Ease the pain of network downtime by managing expectations
Published: 12 May 2003 10:11 BST
Avoid embarrassment by checking the obvious
The first server I ever administered was a Dell running NT4 Server. It was working well when I was asked to move it from the main office to a secure area. At first, the job seemed fairly simple.
There was no network point in the archive room where it was to live, so the first thing I had to do was arrange one. This entailed simply drilling a hole through a partition wall and running a cable through it. Having ensured that my new point was live by plugging a desktop system into it, I arranged with the rest of the company the best time to move the server.

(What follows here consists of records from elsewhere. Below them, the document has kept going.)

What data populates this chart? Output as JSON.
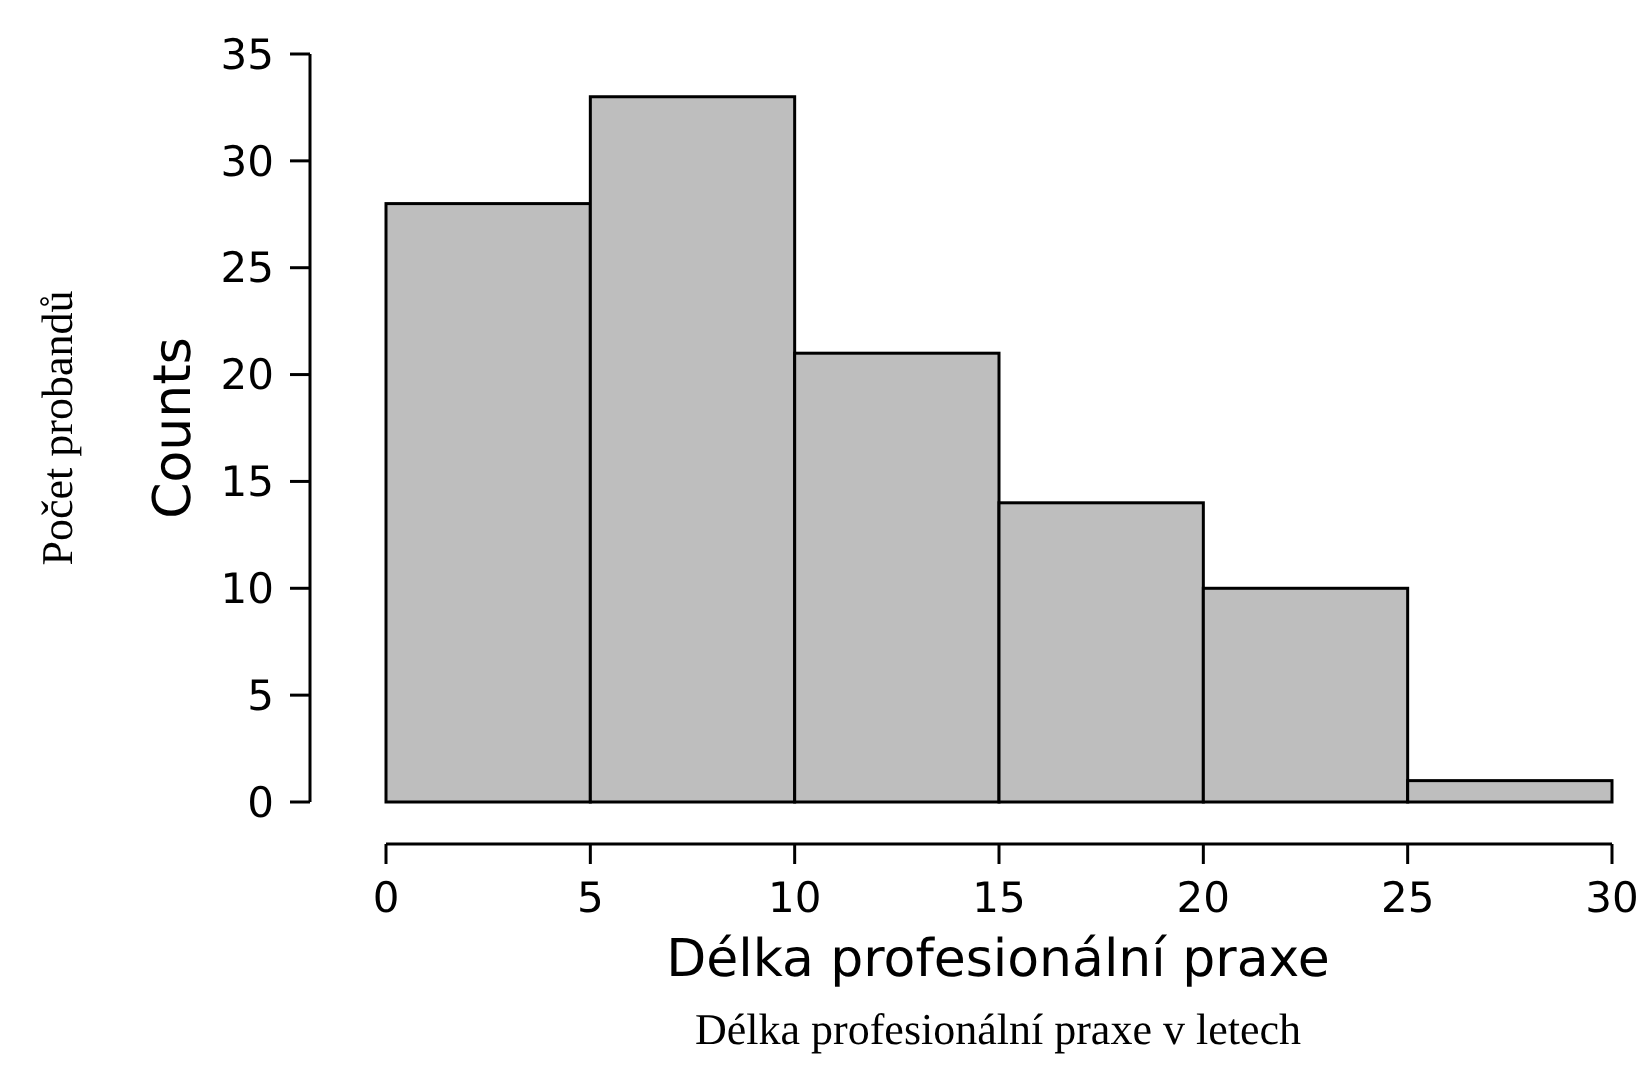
{
  "chart_data": {
    "type": "histogram",
    "xlabel": "Délka profesionální praxe",
    "ylabel": "Counts",
    "annotations": [
      "Délka profesionální praxe v letech",
      "Počet probandů"
    ],
    "bins": [
      0,
      5,
      10,
      15,
      20,
      25,
      30
    ],
    "values": [
      28,
      33,
      21,
      14,
      10,
      1
    ],
    "color": "#bebebe",
    "xlim": [
      0,
      30
    ],
    "xticks": [
      0,
      5,
      10,
      15,
      20,
      25,
      30
    ],
    "ylim": [
      0,
      35
    ],
    "yticks": [
      0,
      5,
      10,
      15,
      20,
      25,
      30,
      35
    ],
    "grid": false
  }
}
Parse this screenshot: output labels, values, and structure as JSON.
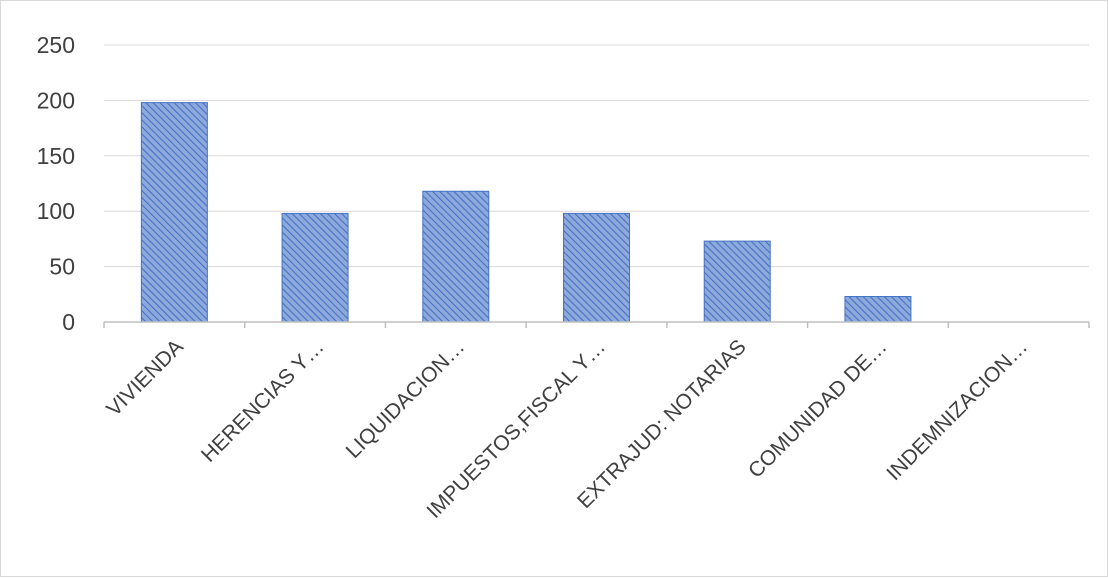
{
  "chart_data": {
    "type": "bar",
    "categories": [
      "VIVIENDA",
      "HERENCIAS Y…",
      "LIQUIDACION…",
      "IMPUESTOS,FISCAL Y…",
      "EXTRAJUD: NOTARIAS",
      "COMUNIDAD DE…",
      "INDEMNIZACION…"
    ],
    "values": [
      198,
      98,
      118,
      98,
      73,
      23,
      0
    ],
    "ylim": [
      0,
      250
    ],
    "yticks": [
      0,
      50,
      100,
      150,
      200,
      250
    ],
    "grid": true,
    "legend": "none",
    "bar_fill": "#8ea9db",
    "bar_pattern_line": "#4472c4",
    "bar_border": "#4472c4",
    "grid_color": "#d9d9d9",
    "axis_color": "#bfbfbf",
    "text_color": "#404040"
  }
}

As it turned out, the entire company was in a meeting discussing their next research project, so I had free run of the building and the network. They were having lunch sent in, so I figured I had plenty of time to allow for disasters. I unplugged the server screen and moved it to the new area.
I piled the keyboard, mouse, and UPS onto the server case, unlocked the wheels, and removed the power plug. The server was still active, running from the UPS, which was set to run the system for 20 minutes before closing down. In no time, everything was plugged back in, and I ran around the office to make sure that I could see server volumes on the desktop machines.

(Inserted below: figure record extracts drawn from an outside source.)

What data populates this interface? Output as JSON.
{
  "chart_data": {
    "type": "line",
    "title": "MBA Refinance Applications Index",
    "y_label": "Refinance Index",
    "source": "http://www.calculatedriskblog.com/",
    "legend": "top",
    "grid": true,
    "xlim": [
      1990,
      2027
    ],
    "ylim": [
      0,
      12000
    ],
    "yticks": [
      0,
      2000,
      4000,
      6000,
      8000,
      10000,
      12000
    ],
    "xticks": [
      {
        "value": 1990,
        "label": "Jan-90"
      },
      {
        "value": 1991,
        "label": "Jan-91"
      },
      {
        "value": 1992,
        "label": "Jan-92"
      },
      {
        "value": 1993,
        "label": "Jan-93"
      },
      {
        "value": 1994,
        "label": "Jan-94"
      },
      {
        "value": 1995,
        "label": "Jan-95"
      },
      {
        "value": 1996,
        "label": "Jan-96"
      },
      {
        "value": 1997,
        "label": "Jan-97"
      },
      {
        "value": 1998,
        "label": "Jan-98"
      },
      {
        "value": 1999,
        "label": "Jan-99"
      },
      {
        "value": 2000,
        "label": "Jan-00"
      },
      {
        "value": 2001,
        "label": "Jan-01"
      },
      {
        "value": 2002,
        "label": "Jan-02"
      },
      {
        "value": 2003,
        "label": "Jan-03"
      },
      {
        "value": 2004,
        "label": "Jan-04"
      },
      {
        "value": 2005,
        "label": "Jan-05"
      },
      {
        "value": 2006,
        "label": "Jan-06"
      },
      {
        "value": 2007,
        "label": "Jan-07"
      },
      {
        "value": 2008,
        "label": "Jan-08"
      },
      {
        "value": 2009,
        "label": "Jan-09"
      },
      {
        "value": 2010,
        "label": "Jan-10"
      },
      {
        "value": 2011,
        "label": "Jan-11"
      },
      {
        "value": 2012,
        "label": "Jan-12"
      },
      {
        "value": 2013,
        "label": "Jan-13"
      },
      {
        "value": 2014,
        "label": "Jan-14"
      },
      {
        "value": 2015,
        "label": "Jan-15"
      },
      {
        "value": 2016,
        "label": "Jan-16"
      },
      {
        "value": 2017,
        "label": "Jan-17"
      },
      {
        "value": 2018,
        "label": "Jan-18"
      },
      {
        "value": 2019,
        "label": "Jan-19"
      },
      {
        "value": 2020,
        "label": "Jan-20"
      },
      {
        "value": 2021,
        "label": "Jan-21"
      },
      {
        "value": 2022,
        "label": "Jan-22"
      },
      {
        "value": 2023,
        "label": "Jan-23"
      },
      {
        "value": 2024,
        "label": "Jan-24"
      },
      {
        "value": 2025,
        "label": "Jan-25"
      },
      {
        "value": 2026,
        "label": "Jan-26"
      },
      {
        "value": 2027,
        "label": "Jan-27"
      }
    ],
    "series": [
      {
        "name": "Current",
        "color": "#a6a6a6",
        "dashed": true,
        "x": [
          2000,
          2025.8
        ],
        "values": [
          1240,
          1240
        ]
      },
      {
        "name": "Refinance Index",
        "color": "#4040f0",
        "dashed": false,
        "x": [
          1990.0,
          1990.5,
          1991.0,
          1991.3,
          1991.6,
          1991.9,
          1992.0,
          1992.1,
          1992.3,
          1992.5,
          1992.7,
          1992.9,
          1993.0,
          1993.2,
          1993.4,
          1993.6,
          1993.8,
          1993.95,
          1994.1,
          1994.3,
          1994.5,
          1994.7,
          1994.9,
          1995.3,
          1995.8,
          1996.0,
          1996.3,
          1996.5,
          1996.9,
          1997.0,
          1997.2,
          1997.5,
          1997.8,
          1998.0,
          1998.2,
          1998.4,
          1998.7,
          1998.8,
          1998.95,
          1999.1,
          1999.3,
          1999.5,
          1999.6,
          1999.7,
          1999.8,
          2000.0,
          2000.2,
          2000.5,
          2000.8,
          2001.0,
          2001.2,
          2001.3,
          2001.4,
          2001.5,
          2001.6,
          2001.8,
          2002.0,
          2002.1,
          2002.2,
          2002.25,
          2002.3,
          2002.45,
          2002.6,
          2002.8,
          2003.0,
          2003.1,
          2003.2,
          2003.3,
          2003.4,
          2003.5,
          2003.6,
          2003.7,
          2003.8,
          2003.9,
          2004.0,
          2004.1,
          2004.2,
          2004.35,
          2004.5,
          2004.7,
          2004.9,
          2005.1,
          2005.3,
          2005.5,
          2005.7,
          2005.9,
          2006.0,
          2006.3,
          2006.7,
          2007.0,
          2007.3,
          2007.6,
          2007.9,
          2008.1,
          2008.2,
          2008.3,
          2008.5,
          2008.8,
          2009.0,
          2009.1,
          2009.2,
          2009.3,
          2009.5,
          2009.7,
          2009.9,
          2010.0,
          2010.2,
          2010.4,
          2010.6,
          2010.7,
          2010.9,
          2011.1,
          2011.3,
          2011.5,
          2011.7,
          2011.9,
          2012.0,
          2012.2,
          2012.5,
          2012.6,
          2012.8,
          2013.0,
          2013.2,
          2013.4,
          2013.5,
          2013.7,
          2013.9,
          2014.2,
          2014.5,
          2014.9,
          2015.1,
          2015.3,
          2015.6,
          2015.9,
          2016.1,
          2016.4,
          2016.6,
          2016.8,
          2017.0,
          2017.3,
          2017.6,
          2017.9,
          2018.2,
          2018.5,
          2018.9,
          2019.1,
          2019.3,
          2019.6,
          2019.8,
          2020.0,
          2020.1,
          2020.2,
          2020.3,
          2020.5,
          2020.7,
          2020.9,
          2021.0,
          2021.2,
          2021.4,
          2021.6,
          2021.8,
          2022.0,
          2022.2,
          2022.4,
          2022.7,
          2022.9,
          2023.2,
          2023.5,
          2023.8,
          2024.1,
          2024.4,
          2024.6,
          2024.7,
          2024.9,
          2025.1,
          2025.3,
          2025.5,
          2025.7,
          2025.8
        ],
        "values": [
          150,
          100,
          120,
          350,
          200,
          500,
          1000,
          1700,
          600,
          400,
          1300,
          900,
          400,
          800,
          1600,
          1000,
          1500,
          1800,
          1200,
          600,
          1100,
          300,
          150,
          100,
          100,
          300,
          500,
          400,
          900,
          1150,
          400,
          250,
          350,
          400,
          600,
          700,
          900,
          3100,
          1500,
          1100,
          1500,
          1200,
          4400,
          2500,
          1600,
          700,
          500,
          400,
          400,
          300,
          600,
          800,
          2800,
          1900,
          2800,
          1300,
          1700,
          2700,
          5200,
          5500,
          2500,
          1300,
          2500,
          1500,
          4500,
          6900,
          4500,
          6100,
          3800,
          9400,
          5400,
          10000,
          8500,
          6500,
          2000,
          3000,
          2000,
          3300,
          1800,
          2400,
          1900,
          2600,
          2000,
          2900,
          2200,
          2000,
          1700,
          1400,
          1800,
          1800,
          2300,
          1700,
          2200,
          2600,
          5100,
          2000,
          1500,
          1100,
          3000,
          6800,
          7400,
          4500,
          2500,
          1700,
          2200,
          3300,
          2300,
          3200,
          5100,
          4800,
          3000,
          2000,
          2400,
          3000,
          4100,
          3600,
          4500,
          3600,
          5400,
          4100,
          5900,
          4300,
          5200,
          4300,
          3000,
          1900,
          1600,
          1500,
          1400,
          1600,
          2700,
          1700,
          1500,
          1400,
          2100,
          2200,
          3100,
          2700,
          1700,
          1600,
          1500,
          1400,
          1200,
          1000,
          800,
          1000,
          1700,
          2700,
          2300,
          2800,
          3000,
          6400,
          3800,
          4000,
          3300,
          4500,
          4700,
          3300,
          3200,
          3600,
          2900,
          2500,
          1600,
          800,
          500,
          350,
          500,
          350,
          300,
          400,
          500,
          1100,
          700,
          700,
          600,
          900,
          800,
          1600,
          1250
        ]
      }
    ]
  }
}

"Great", I thought, "a job well done". When the rest of the workforce returned, however, it turned out that the messaging services had stalled, and nobody could send email. I took a few more minutes to restart the services and kicked myself for not thinking to check it.
With any luck, that particular scenario will not occur again, since I recorded it in my server diary and added it to the procedure for similar operations.
Have a contingency plan
It's possible that your work may overrun the time constraints allotted, and that you'll need to retreat from your efforts to let users back on. Be sure that it's possible to roll back to the original system state. But, before you abandon a job that's nearly complete, try some on-the-fly negotiations with the user base. They may be happy to stay offline for another hour if it prevents another shutdown in the near future.
It's important to know what the options are and what the point of no return is. Thankfully, I've never gone past it. By employing a strict if-it-ain't-broke-don't-fix-it policy, I've managed to keep things reasonably functional. Any work I wasn't sure about went onto the test machines for evaluation before I implemented it, and I also created an additional backup. In a pinch, it would have been possible to plug my test server onto the live network to replace the main machine.
In any event, you should build a margin of safety into any scheduled downtime slot. If you come in ahead of schedule, your team will feel good about it, and the user base will also think you have done well. If your estimates are too "realistic", you will have to live up to them or risk losing the confidence of both your team and the users.